Is Public Safety Taking Back Seat?

Mayor Jerry Sanders is asking the City Council for another extension of the deadline for City Hall to comply with an ordinance requiring highrises to be retrofitted with sprinklers.

It woud be the fifth such waiver since the law was passed in 1986.

Last year, in the wake of a deadly highrise fire in Long Beach and another one in Texas, the San Diego County Grand Jury recommended that a partially installed sprinkler system at San Diego's City Hall be finished.

Only three of the 13 occupied floors have sprinklers, and it would take $5 million to do the rest at a time when money is in short supply.

The rationale for all these waivers over the years is, why spend that money when a new Civic Center complex is on the horizon?

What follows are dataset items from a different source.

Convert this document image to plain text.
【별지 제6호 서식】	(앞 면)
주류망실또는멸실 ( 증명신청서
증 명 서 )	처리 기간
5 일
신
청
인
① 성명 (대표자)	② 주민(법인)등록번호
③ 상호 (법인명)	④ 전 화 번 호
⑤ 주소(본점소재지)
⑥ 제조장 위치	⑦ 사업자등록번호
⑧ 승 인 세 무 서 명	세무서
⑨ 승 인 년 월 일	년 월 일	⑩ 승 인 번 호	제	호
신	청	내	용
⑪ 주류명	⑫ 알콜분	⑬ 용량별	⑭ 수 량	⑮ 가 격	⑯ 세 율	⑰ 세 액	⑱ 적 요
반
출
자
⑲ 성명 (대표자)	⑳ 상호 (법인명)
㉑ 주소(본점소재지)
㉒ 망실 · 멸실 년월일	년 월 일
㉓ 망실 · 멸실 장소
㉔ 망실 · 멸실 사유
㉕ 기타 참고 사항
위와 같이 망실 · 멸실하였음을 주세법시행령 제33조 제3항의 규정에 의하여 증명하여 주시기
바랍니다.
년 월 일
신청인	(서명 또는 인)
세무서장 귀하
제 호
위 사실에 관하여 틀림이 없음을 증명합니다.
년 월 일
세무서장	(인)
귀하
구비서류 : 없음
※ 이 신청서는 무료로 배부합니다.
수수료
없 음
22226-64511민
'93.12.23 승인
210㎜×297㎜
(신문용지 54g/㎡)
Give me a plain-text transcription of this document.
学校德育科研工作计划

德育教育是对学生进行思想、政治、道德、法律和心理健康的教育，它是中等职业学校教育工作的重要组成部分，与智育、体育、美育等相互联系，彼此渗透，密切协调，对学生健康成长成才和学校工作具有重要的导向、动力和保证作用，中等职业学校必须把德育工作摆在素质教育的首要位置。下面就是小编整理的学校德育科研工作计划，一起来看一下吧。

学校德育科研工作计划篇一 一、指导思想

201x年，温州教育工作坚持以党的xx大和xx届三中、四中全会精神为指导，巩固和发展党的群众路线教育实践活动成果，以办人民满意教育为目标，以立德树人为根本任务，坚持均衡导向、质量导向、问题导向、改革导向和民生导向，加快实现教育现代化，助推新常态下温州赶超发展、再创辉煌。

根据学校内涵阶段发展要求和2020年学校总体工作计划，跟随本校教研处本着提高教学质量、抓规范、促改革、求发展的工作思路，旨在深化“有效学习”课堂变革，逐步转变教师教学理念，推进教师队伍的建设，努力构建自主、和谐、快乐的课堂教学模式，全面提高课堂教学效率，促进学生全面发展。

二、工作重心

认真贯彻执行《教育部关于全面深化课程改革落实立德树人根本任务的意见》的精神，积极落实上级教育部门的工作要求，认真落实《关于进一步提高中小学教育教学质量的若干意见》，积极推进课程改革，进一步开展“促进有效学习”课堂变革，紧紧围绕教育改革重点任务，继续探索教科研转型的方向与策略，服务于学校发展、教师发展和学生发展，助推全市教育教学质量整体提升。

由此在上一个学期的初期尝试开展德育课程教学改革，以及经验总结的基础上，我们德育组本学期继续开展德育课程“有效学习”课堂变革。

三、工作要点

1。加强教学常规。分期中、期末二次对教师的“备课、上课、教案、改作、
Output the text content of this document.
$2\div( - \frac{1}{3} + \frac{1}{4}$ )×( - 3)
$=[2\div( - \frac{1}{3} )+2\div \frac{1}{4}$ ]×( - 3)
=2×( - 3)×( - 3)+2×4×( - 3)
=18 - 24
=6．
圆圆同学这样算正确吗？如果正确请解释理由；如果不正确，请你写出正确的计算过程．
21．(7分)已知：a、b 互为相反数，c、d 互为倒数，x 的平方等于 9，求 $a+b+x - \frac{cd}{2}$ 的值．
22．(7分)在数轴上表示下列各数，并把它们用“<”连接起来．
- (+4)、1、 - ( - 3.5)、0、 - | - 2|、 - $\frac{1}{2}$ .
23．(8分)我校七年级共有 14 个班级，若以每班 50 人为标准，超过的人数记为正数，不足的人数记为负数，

The mayor's aides say one more 2-year extension would allow time for a feasibility study  on the $628 million proposal submitted by a Portland-based redevelopment firm.

A longtime Council opponent of the waivers said there's no guarantee the project would pencil out in this economy, or be more cost-effective than renting outside space.

"So I think that if this building is going to stay, it's important that it gets the sprinklering that we make other people do," said City Councilmember Jim Madaffer. " I don't see how we can vote to waive the law one more time."

So far, no response from the mayor's staff for interviews on all this.

As a consequence of extending the enforcement deadline, the City has been waiving the law for 17 private highrises that aren't in compliance.

This year, the owners of two finally spent the money to put in sprinklers.